こんなゲームのことを、つい思い出したのが下の写真の明石城

二つの三重櫓が並び立つ明石城

明石駅ホームから眺めた明石城。本丸の両端に三重櫓が建っている。
(撮影:西股総生)

山陽本線明石駅のホームからよく見えるこの城は、本丸の石垣の東西に、二つの三重櫓が並び立っています。駅を降りて、城へ向かってみましょう。

二つの三重櫓は、どちらも背が高くスマートなプロポーション。一見、似ていますが、近づいてよく見ると、向かって右手の巽(たつみ)櫓の方がスッキリ系、向かって左の坤(ひつじさる)櫓の方が、目鼻立ち濃いめです。

本丸の南東隅に建つ巽櫓と、南西隅に建つ坤櫓。
(撮影:西股総生)

実は、三重櫓がふたついっぺんに視野におさまる城って、なかなかありません。そう思いながら眺めていると、「あなたはどっちの櫓が好き?」と問われている気分になります。

こんなふうに、櫓には意外なほど個性があります。「なーんだ、櫓かあ」なんていわないで、気をつけて見ていると、それぞれの櫓がキャラ立ちしているのがわかります。

自己主張が強い!名古屋城の清洲櫓

名古屋城清洲櫓。二重目の窓が1-2-2-2になっているの、わかる?
(撮影:西股総生)

たとえば、こちらの写真は名古屋城の清洲櫓。

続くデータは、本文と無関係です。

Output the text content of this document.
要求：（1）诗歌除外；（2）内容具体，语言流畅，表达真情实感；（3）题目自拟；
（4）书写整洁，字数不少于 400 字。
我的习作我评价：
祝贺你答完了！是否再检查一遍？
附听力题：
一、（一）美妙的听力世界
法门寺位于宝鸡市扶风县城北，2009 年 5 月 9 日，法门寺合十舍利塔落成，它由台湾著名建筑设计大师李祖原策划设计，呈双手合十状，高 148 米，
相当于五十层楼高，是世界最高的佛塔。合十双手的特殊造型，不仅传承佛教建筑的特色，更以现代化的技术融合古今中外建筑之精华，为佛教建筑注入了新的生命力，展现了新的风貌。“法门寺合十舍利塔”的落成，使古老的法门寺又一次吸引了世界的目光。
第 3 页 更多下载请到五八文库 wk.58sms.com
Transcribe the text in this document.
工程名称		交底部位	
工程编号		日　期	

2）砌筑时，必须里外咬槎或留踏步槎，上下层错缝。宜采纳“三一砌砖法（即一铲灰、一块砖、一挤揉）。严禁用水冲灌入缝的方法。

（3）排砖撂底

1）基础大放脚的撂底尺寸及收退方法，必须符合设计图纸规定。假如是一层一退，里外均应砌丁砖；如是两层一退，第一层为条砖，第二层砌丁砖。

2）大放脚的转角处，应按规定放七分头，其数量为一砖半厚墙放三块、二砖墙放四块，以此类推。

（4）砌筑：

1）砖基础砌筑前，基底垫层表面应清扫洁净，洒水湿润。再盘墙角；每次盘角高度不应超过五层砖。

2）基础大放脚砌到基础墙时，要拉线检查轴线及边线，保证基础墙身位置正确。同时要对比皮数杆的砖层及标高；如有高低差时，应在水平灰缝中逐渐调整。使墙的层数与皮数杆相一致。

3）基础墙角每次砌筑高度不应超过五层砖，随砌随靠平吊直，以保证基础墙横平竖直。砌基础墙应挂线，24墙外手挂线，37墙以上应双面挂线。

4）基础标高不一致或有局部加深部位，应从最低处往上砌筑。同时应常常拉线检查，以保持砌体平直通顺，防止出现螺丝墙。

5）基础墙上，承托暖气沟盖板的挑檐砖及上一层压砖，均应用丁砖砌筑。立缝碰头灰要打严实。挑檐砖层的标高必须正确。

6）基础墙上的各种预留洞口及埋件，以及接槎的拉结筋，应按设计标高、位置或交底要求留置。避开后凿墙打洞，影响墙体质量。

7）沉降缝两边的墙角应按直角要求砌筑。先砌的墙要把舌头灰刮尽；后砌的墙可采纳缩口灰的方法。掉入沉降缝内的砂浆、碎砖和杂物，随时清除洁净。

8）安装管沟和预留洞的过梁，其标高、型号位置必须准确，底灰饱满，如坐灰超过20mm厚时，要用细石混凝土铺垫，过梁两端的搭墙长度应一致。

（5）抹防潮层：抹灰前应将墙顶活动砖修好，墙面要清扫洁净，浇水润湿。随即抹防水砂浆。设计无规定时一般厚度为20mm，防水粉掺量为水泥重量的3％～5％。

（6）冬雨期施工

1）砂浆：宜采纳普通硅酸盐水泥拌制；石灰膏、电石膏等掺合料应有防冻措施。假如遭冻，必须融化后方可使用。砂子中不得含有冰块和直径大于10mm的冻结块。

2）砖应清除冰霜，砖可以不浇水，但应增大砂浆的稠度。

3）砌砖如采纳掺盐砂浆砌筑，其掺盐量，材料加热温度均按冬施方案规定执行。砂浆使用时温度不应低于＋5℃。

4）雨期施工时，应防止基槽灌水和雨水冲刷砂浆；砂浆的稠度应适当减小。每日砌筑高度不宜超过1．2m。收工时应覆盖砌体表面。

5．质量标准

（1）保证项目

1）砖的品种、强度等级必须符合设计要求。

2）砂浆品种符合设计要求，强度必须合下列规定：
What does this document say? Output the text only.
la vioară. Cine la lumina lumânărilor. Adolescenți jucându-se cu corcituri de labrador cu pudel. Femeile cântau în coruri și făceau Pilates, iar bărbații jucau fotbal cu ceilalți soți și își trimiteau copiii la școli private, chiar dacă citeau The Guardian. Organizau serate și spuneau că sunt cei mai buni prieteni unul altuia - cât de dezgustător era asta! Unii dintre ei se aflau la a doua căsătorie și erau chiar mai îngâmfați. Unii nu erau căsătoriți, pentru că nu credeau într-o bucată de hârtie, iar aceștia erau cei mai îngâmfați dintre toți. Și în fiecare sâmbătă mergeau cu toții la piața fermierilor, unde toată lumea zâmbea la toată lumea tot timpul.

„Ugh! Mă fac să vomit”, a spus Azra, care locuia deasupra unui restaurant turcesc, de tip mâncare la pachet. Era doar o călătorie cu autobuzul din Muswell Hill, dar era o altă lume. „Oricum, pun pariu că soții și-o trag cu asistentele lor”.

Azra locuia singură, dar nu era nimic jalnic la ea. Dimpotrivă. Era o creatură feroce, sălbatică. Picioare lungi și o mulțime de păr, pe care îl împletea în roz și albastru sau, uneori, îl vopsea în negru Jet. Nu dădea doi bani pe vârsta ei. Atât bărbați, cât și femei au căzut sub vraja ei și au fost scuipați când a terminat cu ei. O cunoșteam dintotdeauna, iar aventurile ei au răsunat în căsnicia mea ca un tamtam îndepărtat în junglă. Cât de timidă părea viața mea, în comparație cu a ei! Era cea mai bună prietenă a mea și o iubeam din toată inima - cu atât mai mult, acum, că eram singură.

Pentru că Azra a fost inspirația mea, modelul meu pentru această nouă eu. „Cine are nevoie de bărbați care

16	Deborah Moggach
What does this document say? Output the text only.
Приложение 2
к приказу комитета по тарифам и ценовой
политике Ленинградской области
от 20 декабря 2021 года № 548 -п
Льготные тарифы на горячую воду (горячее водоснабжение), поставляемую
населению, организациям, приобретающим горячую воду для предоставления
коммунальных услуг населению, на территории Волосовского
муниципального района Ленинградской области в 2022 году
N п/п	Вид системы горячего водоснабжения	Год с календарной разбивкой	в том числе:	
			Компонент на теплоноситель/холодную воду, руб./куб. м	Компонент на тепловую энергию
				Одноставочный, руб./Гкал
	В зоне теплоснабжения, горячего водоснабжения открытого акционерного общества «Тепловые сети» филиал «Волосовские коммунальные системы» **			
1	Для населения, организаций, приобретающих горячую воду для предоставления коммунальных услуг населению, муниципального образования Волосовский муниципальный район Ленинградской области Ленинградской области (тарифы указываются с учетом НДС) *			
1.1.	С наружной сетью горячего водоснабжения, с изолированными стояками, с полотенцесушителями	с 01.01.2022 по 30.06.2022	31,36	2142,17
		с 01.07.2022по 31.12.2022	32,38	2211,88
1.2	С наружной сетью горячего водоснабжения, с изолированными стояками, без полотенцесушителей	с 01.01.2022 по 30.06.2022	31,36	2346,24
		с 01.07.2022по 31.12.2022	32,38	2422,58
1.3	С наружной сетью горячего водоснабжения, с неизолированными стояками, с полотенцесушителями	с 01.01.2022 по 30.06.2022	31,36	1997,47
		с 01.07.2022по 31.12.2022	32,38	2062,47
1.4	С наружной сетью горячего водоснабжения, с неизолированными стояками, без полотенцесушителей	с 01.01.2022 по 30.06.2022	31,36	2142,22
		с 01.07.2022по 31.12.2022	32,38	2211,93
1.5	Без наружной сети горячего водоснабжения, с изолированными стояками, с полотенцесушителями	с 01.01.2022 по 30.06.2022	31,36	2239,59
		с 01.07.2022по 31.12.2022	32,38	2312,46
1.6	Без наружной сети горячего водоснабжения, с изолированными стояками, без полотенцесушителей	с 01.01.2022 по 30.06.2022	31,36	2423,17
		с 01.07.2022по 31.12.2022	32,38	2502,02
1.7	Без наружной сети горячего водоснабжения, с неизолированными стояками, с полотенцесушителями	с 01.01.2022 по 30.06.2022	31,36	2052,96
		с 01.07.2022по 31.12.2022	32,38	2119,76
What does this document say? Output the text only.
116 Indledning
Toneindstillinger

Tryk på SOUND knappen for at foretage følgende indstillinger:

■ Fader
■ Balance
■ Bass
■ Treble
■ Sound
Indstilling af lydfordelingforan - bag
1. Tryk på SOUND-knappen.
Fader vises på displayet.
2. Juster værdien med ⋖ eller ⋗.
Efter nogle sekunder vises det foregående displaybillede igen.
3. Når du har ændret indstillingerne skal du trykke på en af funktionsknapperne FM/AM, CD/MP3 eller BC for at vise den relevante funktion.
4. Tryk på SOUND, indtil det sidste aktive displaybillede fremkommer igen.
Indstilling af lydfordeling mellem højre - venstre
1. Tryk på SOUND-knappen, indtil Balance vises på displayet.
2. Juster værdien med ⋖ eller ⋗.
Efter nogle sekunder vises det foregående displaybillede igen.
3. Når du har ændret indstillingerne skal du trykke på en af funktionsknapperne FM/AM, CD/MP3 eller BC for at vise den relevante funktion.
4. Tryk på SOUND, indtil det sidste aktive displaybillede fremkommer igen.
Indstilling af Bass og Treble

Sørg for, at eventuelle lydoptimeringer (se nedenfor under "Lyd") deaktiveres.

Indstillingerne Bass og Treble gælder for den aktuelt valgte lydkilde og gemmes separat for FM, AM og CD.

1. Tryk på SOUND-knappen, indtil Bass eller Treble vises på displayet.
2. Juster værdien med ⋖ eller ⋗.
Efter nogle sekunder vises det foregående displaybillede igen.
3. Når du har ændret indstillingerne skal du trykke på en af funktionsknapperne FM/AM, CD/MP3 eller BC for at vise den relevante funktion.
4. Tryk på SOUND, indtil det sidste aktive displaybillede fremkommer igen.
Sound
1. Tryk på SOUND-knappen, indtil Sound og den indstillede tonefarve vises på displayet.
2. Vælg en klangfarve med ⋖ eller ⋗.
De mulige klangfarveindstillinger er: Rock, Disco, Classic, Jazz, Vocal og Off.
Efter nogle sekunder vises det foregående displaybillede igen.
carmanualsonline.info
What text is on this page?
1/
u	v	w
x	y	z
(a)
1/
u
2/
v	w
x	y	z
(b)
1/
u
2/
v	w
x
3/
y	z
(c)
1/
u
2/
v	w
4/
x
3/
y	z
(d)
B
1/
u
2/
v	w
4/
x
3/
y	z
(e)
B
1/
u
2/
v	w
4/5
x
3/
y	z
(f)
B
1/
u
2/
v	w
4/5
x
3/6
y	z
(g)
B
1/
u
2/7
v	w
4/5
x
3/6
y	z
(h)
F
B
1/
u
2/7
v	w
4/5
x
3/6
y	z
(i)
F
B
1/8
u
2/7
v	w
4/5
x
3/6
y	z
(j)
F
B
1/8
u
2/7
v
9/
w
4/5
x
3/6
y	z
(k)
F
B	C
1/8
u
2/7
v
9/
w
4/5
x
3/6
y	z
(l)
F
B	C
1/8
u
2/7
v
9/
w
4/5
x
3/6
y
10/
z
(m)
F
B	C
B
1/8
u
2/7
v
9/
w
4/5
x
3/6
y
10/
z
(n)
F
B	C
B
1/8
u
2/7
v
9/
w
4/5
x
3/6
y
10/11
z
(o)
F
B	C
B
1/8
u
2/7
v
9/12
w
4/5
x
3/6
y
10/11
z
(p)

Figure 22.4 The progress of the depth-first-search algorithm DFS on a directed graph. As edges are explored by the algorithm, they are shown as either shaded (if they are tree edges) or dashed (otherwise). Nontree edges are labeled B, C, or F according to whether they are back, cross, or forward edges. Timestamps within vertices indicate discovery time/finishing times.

堂々たる三重櫓でしょう? この櫓は、名古屋城の裏手にあたる、御深井(おふけ)丸という場所の北西隅に建っています。裏手から攻め寄せてくる敵に向かって、俺様が御深井丸のボスキャラだ、攻められるものなら攻めてみろ! と、自己主張をしているようです。

醸し出される”俺様感” 大坂城の乾櫓

大坂城の乾櫓。個性的なデザインで俺様感をかもし出している。
(撮影:西股総生)

俺様感のある櫓といえば、大坂城の乾(いぬい)櫓もなかなかのもの。この櫓は、上から見るとL字形をしているので、屋根の作りが独特ですね。しかも、二重とも同じサイズで立ち上がっているので、堀端から見ると威圧感があります。

「ぼーっと城歩いてんじゃねえよ!」と言われそうな千貫櫓

大坂城なら、千貫(せんがん)櫓も見のがせません。この櫓、大手門に向かう道を真横から狙える場所に建っています。もともと、豊臣秀吉の築いた大坂城でもこの位置に櫓があり、大坂の陣の時に「あの櫓を落としたら、知行千貫分の手柄だ」と噂されたとか。城は、豊臣家を滅ぼした徳川家によって造り直されますが、やはり同じ場所に櫓が建てられて、千貫櫓の名がついたそうです。

大坂城千貫櫓。伝説に彩られた櫓は見るからに戦闘力が高そうだ。
(撮影:西股総生)

もし、千貫櫓から鉄砲を撃ちかけられたとしたら…。とても大手門をこじ開けることなど、できそうもありません。でも、そんなことも知らずに大手門をくぐって城内に入ってゆく観光客の、何と多いことでしょう。つい、いいたくなりますね。「ぼーっと城歩いてんじゃねえよ!」

大坂城千貫櫓から大手門を見る。
(撮影:西股総生)

千貫櫓は公開されていることもあるので、中へ入ってみましょう。窓から眺めると、大手門に向かう観光客が丸見えです。それにしても、中が暗いですね。櫓はどこも、入ってみると暗いのです。なぜかというと、城外に面した側にしか窓がないから。おまけに、窓にはとても太い格子が入っています。

格子があるのは、建物の中と外とで明るさにギャップがあるのを利用して、中の様子を外から見えにくくするためです。ブラインドと同じですね。これは、城へ行ったら、ぜひ自分で確かめてみましょう。それに、頑丈な格子は弾よけにもなります。これも、窓のところで鉄砲を構える姿勢をとってみると、実感できるはず。 窓が外側だけなのも、鉄砲を撃ちかけるための建物として作られているから。そう、櫓は戦闘用の建物なのです。だって、城とは敵を防ぐための施設、なのですから。